Olivia hesitated. “I have to tell you that, speaking as her niece, it’s a little mind-boggling to think of Aunt Zara as an X-rated actress. But I can’t say I’m overcome with shock and horror.”
“I didn’t think so.”
“Zara’s worried about the others, though. My brother, for example, is involved not only professionally, but personally, with Eleanor Lancaster.”
“Are you serious? Your brother has fallen for a politician?”
Olivia nodded unhappily. “Uh-huh. Aunt Zara’s afraid that if the Lancaster campaign gets wind of Todd’s connection to a former porn star, it could hurt his career as well as his relationship with Eleanor Lancaster.”

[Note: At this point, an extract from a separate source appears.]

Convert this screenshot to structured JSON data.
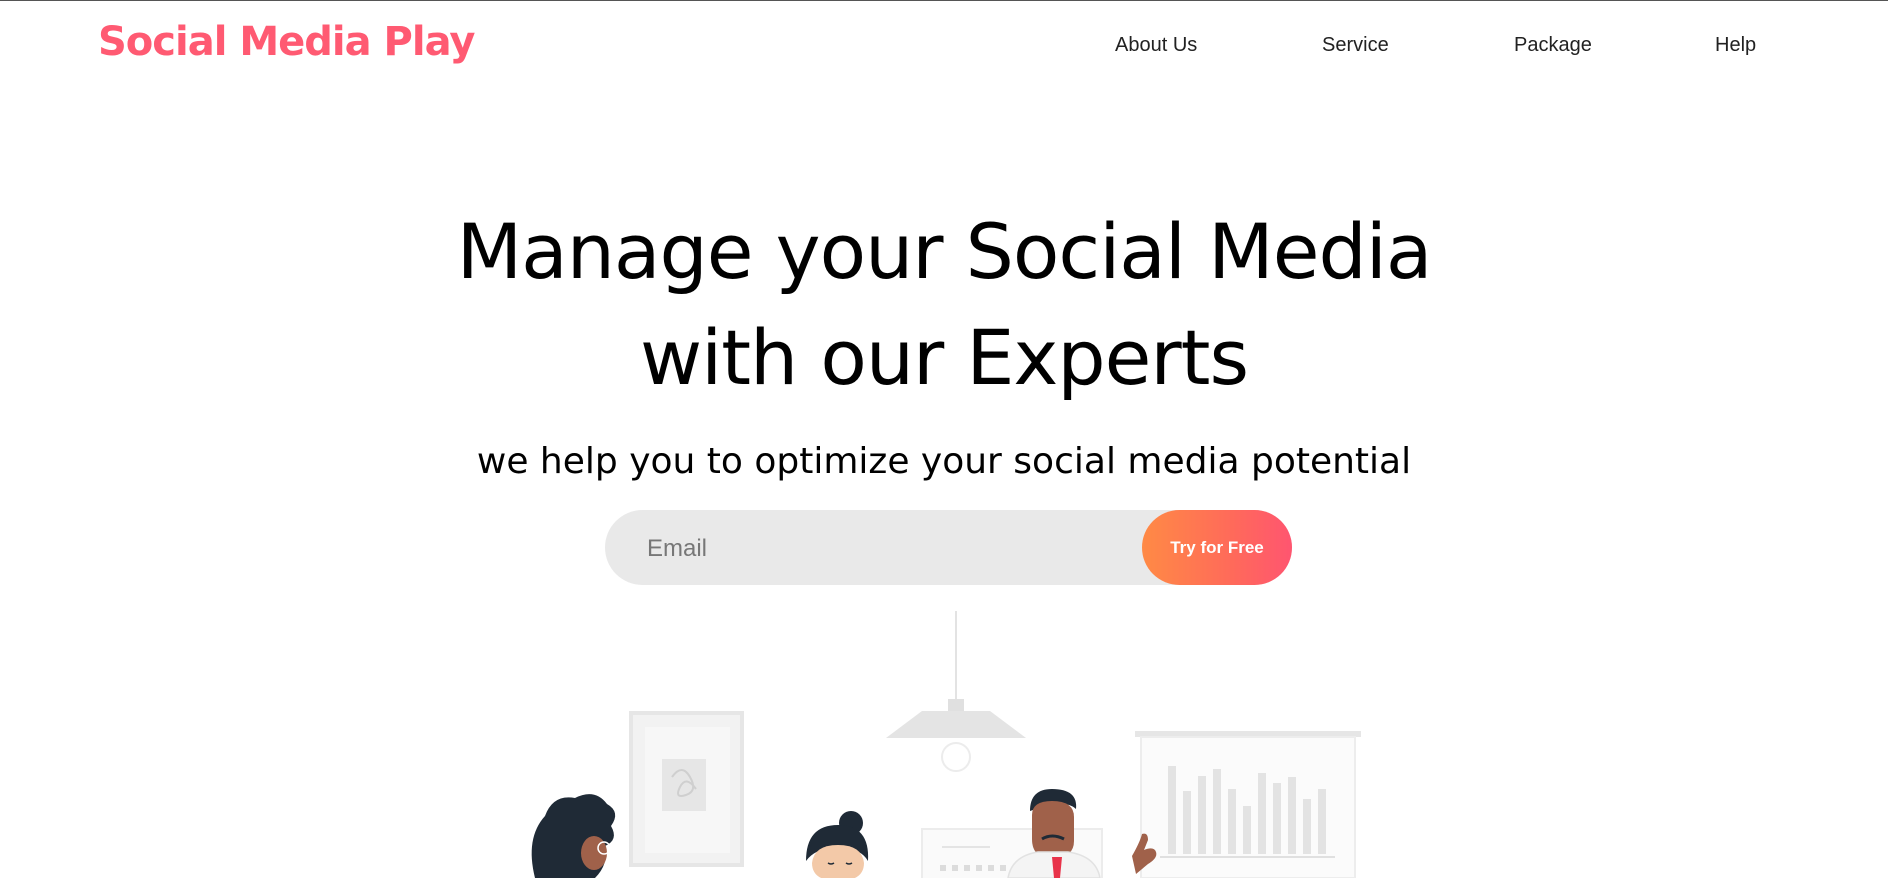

Jasper considered that angle for a few seconds and dismissed it. “It’s an old story that might be worth a couple of inches of newsprint, but that’s about it. Nothing that would endanger Lancaster’s run for the governor’s chair.”

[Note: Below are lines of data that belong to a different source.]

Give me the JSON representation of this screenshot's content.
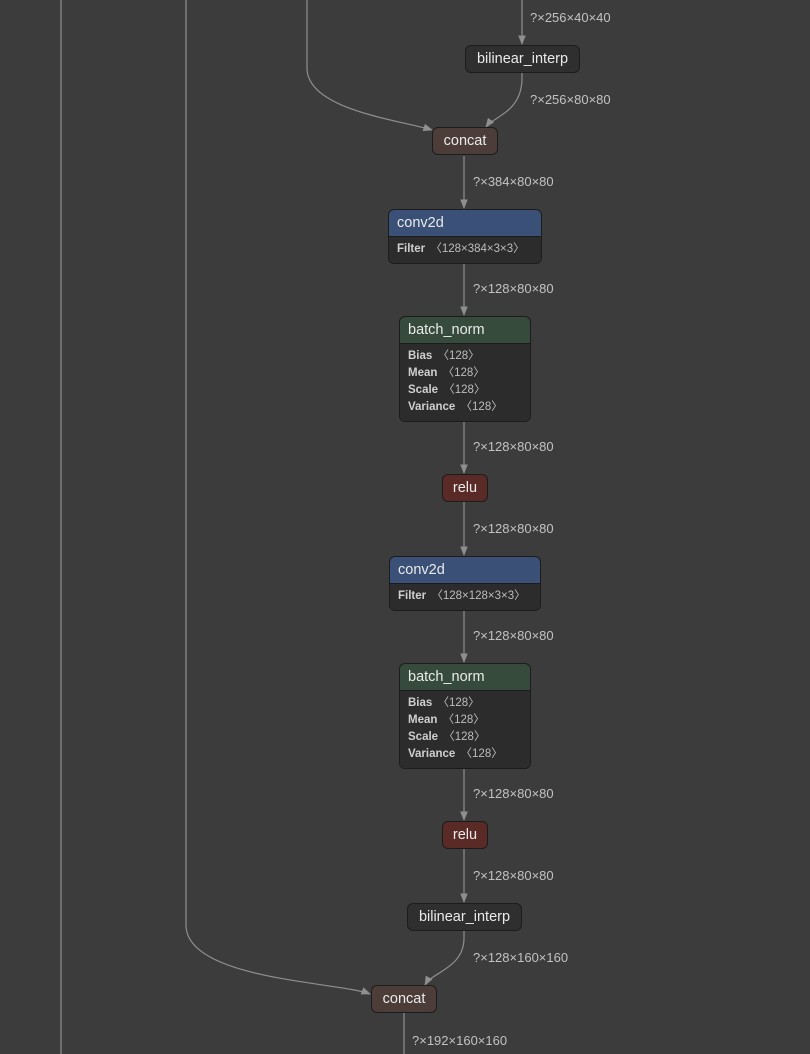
{
  "graph": {
    "edge_labels": {
      "e1": "?×256×40×40",
      "e2": "?×256×80×80",
      "e3": "?×384×80×80",
      "e4": "?×128×80×80",
      "e5": "?×128×80×80",
      "e6": "?×128×80×80",
      "e7": "?×128×80×80",
      "e8": "?×128×80×80",
      "e9": "?×128×80×80",
      "e10": "?×128×160×160",
      "e11": "?×192×160×160"
    },
    "nodes": {
      "interp1": {
        "title": "bilinear_interp"
      },
      "concat1": {
        "title": "concat"
      },
      "conv1": {
        "title": "conv2d",
        "attrs": [
          {
            "key": "Filter",
            "value": "〈128×384×3×3〉"
          }
        ]
      },
      "bn1": {
        "title": "batch_norm",
        "attrs": [
          {
            "key": "Bias",
            "value": "〈128〉"
          },
          {
            "key": "Mean",
            "value": "〈128〉"
          },
          {
            "key": "Scale",
            "value": "〈128〉"
          },
          {
            "key": "Variance",
            "value": "〈128〉"
          }
        ]
      },
      "relu1": {
        "title": "relu"
      },
      "conv2": {
        "title": "conv2d",
        "attrs": [
          {
            "key": "Filter",
            "value": "〈128×128×3×3〉"
          }
        ]
      },
      "bn2": {
        "title": "batch_norm",
        "attrs": [
          {
            "key": "Bias",
            "value": "〈128〉"
          },
          {
            "key": "Mean",
            "value": "〈128〉"
          },
          {
            "key": "Scale",
            "value": "〈128〉"
          },
          {
            "key": "Variance",
            "value": "〈128〉"
          }
        ]
      },
      "relu2": {
        "title": "relu"
      },
      "interp2": {
        "title": "bilinear_interp"
      },
      "concat2": {
        "title": "concat"
      }
    }
  }
}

“I tend to agree with you, but Zara is convinced that if she doesn’t pay off the blackmailer, she might inadvertently ruin Todd’s career and personal life. And then there are all of the relatives in Zara’s generation. The Chantrys are a large family. There’s no denying that some of them are on the prissy side.”

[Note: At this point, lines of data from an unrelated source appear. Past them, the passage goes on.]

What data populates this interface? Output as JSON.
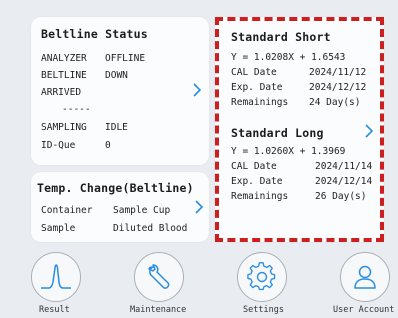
{
  "beltline_card": {
    "title": "Beltline Status",
    "rows": [
      {
        "label": "ANALYZER",
        "value": "OFFLINE"
      },
      {
        "label": "BELTLINE",
        "value": "DOWN"
      },
      {
        "label": "ARRIVED",
        "value": ""
      },
      {
        "label": "-----",
        "value": ""
      },
      {
        "label": "SAMPLING",
        "value": "IDLE"
      },
      {
        "label": "ID-Que",
        "value": "0"
      }
    ]
  },
  "temp_card": {
    "title": "Temp. Change(Beltline)",
    "rows": [
      {
        "label": "Container",
        "value": "Sample Cup"
      },
      {
        "label": "Sample",
        "value": "Diluted Blood"
      }
    ]
  },
  "standard_short": {
    "title": "Standard Short",
    "equation": "Y =  1.0208X + 1.6543",
    "rows": [
      {
        "label": "CAL Date",
        "value": "2024/11/12"
      },
      {
        "label": "Exp. Date",
        "value": "2024/12/12"
      },
      {
        "label": "Remainings",
        "value": "24 Day(s)"
      }
    ]
  },
  "standard_long": {
    "title": "Standard Long",
    "equation": "Y =  1.0260X + 1.3969",
    "rows": [
      {
        "label": "CAL Date",
        "value": "2024/11/14"
      },
      {
        "label": "Exp. Date",
        "value": "2024/12/14"
      },
      {
        "label": "Remainings",
        "value": "26 Day(s)"
      }
    ]
  },
  "nav": [
    {
      "label": "Result",
      "icon": "waveform-icon"
    },
    {
      "label": "Maintenance",
      "icon": "wrench-icon"
    },
    {
      "label": "Settings",
      "icon": "gear-icon"
    },
    {
      "label": "User Account",
      "icon": "user-icon"
    }
  ],
  "colors": {
    "accent": "#2a8ee0",
    "highlight": "#cc1f1f"
  }
}
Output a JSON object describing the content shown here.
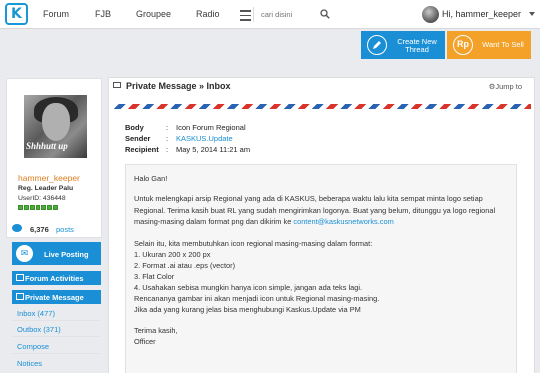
{
  "header": {
    "logo_text": "K",
    "nav": [
      "Forum",
      "FJB",
      "Groupee",
      "Radio"
    ],
    "search_placeholder": "cari disini",
    "greeting": "Hi, hammer_keeper"
  },
  "actions": {
    "create_thread": "Create New Thread",
    "create_thread_line1": "Create New",
    "create_thread_line2": "Thread",
    "sell_icon": "Rp",
    "want_to_sell": "Want To Sell"
  },
  "profile": {
    "photo_caption": "Shhhutt up",
    "username": "hammer_keeper",
    "rank": "Reg. Leader Palu",
    "user_id": "UserID: 436448",
    "post_count": "6,376",
    "posts_label": "posts"
  },
  "sidebar": {
    "live_posting": "Live Posting",
    "forum_activities": "Forum Activities",
    "private_message": "Private Message",
    "links": [
      "Inbox (477)",
      "Outbox (371)",
      "Compose",
      "Notices"
    ]
  },
  "main": {
    "title": "Private Message » Inbox",
    "jump_to": "Jump to",
    "meta": {
      "body_label": "Body",
      "body_value": "Icon Forum Regional",
      "sender_label": "Sender",
      "sender_value": "KASKUS.Update",
      "recipient_label": "Recipient",
      "recipient_value": "May 5, 2014 11:21 am"
    },
    "message": {
      "greeting": "Halo Gan!",
      "p1_l1": "Untuk melengkapi arsip Regional yang ada di KASKUS, beberapa waktu lalu kita sempat minta logo setiap",
      "p1_l2": "Regional. Terima kasih buat RL yang sudah mengirimkan logonya. Buat yang belum, ditunggu ya logo regional",
      "p1_l3_pre": "masing-masing dalam format png dan dikirim ke ",
      "p1_l3_link": "content@kaskusnetworks.com",
      "p2_intro": "Selain itu, kita membutuhkan icon regional masing-masing dalam format:",
      "list": [
        "1. Ukuran 200 x 200 px",
        "2. Format .ai atau .eps (vector)",
        "3. Flat Color",
        "4. Usahakan sebisa mungkin hanya icon simple, jangan ada teks lagi."
      ],
      "p3_l1": "Rencananya gambar ini akan menjadi icon untuk Regional masing-masing.",
      "p3_l2": "Jika ada yang kurang jelas bisa menghubungi Kaskus.Update via PM",
      "closing": "Terima kasih,",
      "signature": "Officer"
    }
  },
  "colors": {
    "brand_blue": "#1a8fd6",
    "orange": "#f4a12a",
    "username_orange": "#e07d1f",
    "airmail_red": "#d9332b",
    "airmail_blue": "#2a63b3"
  }
}
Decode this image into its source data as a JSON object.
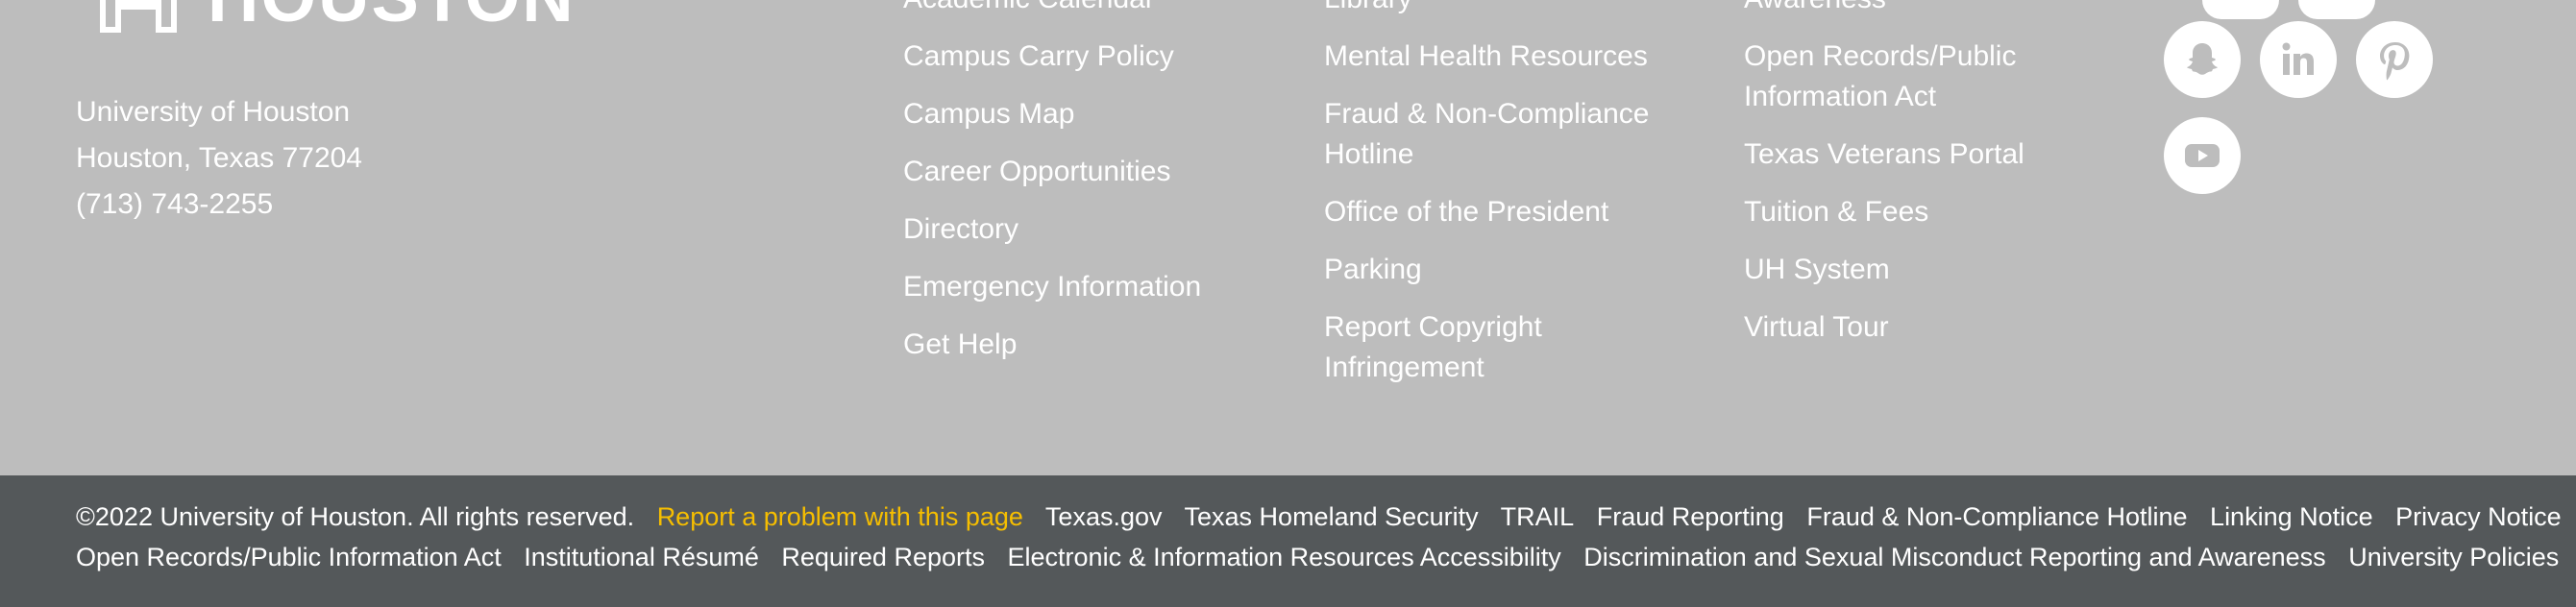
{
  "brand": {
    "wordmark": "HOUSTON"
  },
  "address": {
    "line1": "University of Houston",
    "line2": "Houston, Texas 77204",
    "phone": "(713) 743-2255"
  },
  "links": {
    "col1": [
      "Academic Calendar",
      "Campus Carry Policy",
      "Campus Map",
      "Career Opportunities",
      "Directory",
      "Emergency Information",
      "Get Help"
    ],
    "col2": [
      "Library",
      "Mental Health Resources",
      "Fraud & Non-Compliance Hotline",
      "Office of the President",
      "Parking",
      "Report Copyright Infringement"
    ],
    "col3": [
      "Awareness",
      "Open Records/Public Information Act",
      "Texas Veterans Portal",
      "Tuition & Fees",
      "UH System",
      "Virtual Tour"
    ]
  },
  "social": [
    "snapchat-icon",
    "linkedin-icon",
    "pinterest-icon",
    "youtube-icon"
  ],
  "footer": {
    "copyright": "©2022 University of Houston. All rights reserved.",
    "report": "Report a problem with this page",
    "links1": [
      "Texas.gov",
      "Texas Homeland Security",
      "TRAIL",
      "Fraud Reporting",
      "Fraud & Non-Compliance Hotline",
      "Linking Notice",
      "Privacy Notice"
    ],
    "links2": [
      "Open Records/Public Information Act",
      "Institutional Résumé",
      "Required Reports",
      "Electronic & Information Resources Accessibility",
      "Discrimination and Sexual Misconduct Reporting and Awareness",
      "University Policies"
    ]
  },
  "colors": {
    "footer_bg": "#54585a",
    "upper_bg": "#bdbdbd",
    "accent": "#f6be00"
  }
}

“So you tried to identify the blackmailer today.”
“Yes.” She narrowed her eyes. “Unfortunately, you screwed things up at the last minute.”
He held up one hand, palm out. “Don’t
blame me, lady. Whoever sent that message telling me that you wanted to see me ASAP is the one who screwed things up for you.”
She sighed. “You’re right. I thought about it a lot after I left you this afternoon. The snafu at the market was my fault. The blackmailer spotted me and called your office. I guess it really wasn’t a very good disguise.”
“No, it wasn’t.” He had recognized her instantly. The graceful curve of her spine, the tilt of her head, the shape of her hand as she gripped the coffee cup. Hell, he would have known her in a darkened room.
“The bad news,” Olivia continued in very distinct tones, “is that because I messed up today, you are now involved in this problem.”
He let a beat of silence go past before he said, very carefully, “I’m flattered as hell, of course, that you’ve seen fit to include me in your little adventure.”
“You won’t be so thrilled once you open that envelope and find out what an active role you’ve got.”
Her entire mood had changed since he had seen her at the Market, he reflected.
He picked up the envelope and slowly raised the flap. There was a single sheet of letter-sized paper inside. It was the kind of ubiquitous, anonymous paper that was used in laser printers in offices and homes everywhere.
He withdrew the note and read the computer-generated message.
I do not tolerate interference in my business affairs. Now you and Sloan must be taught a lesson.
9
“You do realize,” Jasper said quietly, “that it’s time to go to the police.”
“No. At least not yet.” Olivia uncurled herself very quickly and sat forward in her chair. She pressed her knees tensely together. “I know that there’s an implied threat to you in that note. That’s why I told you the whole story.”
“The threat is to both of us,” he pointed out dryly.
“Yes, but it’s probably meaningless.”
“Meaningless?”
“The blackmailer is lashing out in anger,” she said. “He must know that you and I are not the kind who would ever pay blackmail. He’s just trying to scare us off so that he can prey on Zara.”